United Kingdom flagUnited Kingdom tax guide 2026

The United Kingdom runs a three-band income tax with a generous tax-free personal allowance, separate National Insurance on earnings, and its own rate schedules for dividends and capital gains. For newcomers, the story changed in 2025: the old non-dom regime is gone, replaced by a clean 4-year exemption on foreign income and gains for new arrivals.

Rate range
20% / 40% / 45% (+ National Insurance up to 8%)
Key allowance
£12,570 personal allowance — frozen until April 2031
Tax year
6 April – 5 April
Filing deadline
31 January online (31 October paper)

Taxes covered

Special regimes

  • FIG — the foreign income and gains regime

    Arrive after 10 years away and your foreign income and gains are exempt from UK tax for your first 4 years of residence. Replaced the non-dom remittance basis from April 2025.
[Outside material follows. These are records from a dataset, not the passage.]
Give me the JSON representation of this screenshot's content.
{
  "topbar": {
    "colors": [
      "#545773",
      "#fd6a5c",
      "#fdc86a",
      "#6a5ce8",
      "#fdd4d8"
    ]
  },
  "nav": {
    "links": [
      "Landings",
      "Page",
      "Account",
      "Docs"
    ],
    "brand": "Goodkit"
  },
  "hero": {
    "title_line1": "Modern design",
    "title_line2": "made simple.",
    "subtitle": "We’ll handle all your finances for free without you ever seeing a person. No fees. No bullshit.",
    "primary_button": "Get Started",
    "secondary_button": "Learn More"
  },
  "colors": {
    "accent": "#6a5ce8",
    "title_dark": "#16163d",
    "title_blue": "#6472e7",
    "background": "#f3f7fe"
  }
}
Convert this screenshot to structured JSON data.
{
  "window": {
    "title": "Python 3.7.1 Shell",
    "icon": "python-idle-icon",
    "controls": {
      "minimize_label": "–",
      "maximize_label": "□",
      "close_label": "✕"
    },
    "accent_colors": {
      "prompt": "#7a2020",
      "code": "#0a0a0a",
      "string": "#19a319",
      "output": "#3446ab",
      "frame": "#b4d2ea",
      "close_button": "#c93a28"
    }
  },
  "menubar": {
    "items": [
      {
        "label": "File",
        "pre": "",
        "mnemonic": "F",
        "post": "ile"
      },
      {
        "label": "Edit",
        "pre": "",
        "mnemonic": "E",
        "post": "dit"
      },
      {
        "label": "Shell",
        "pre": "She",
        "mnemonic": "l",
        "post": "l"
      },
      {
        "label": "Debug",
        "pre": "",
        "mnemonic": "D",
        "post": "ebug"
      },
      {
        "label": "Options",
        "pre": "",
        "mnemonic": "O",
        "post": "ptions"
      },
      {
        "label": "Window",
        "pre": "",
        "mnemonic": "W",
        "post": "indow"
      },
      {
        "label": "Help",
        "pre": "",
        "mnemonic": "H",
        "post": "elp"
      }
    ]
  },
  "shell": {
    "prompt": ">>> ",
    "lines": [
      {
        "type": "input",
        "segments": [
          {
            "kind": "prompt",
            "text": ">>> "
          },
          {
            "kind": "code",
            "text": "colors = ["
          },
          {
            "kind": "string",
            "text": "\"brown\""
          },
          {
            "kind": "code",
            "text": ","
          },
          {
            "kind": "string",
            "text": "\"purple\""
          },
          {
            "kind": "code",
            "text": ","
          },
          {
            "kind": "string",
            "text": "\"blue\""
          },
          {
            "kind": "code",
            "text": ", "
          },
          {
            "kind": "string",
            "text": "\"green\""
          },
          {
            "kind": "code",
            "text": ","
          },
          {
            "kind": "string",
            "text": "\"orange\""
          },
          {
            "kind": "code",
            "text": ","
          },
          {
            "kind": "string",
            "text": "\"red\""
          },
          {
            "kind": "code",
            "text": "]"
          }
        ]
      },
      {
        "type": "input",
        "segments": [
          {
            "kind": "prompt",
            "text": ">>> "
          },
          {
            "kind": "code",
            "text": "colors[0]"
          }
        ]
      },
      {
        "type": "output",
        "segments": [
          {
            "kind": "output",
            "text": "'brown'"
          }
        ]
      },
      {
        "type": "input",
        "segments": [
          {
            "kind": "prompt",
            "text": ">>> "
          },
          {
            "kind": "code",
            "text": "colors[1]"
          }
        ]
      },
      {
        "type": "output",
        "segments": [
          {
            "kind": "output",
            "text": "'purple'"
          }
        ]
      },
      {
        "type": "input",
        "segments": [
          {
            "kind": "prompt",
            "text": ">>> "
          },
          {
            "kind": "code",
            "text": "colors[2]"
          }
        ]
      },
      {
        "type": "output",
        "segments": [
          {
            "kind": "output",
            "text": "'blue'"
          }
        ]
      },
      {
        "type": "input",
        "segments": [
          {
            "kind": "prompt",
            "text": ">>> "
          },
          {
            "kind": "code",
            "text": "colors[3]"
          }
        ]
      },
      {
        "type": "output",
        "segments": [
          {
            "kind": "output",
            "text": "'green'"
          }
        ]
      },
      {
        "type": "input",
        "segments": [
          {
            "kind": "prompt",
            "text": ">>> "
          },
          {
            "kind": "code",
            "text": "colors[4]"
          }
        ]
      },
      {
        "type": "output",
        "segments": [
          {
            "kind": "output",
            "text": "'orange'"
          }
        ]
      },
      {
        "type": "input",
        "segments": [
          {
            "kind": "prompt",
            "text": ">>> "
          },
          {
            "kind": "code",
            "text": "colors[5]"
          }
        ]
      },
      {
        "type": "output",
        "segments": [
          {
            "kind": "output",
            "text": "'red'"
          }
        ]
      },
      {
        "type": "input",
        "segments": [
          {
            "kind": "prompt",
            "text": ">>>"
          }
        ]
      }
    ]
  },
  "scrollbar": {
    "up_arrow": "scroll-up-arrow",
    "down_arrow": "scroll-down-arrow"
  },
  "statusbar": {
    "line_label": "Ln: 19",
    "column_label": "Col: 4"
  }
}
  • Overseas workday relief

    New arrivals can shelter pay for overseas workdays for 4 years, capped at the lower of £300,000 or 30% of net employment income.

  • Individual Savings Account (ISA) wrapper

    Up to £20,000 a year into Individual Savings Accounts — all dividends, interest and gains inside are tax-free for good.

  • Scotland sets its own bands

    Scottish residents face different income tax bands (19% starter up to a 48% top rate) on earnings — dividends and savings follow UK-wide rates.

Recent changes

  • 2026-04Dividend tax rose 2 points: basic 10.75%, higher 35.75%. Business asset disposal relief rate rose to 18%.
  • 2026-04Making Tax Digital: sole traders and landlords above £50,000 now file quarterly digital updates.
  • 2025-11Autumn Budget froze the personal allowance and thresholds until April 2031, and set savings and property income rates to rise 2 points from April 2027.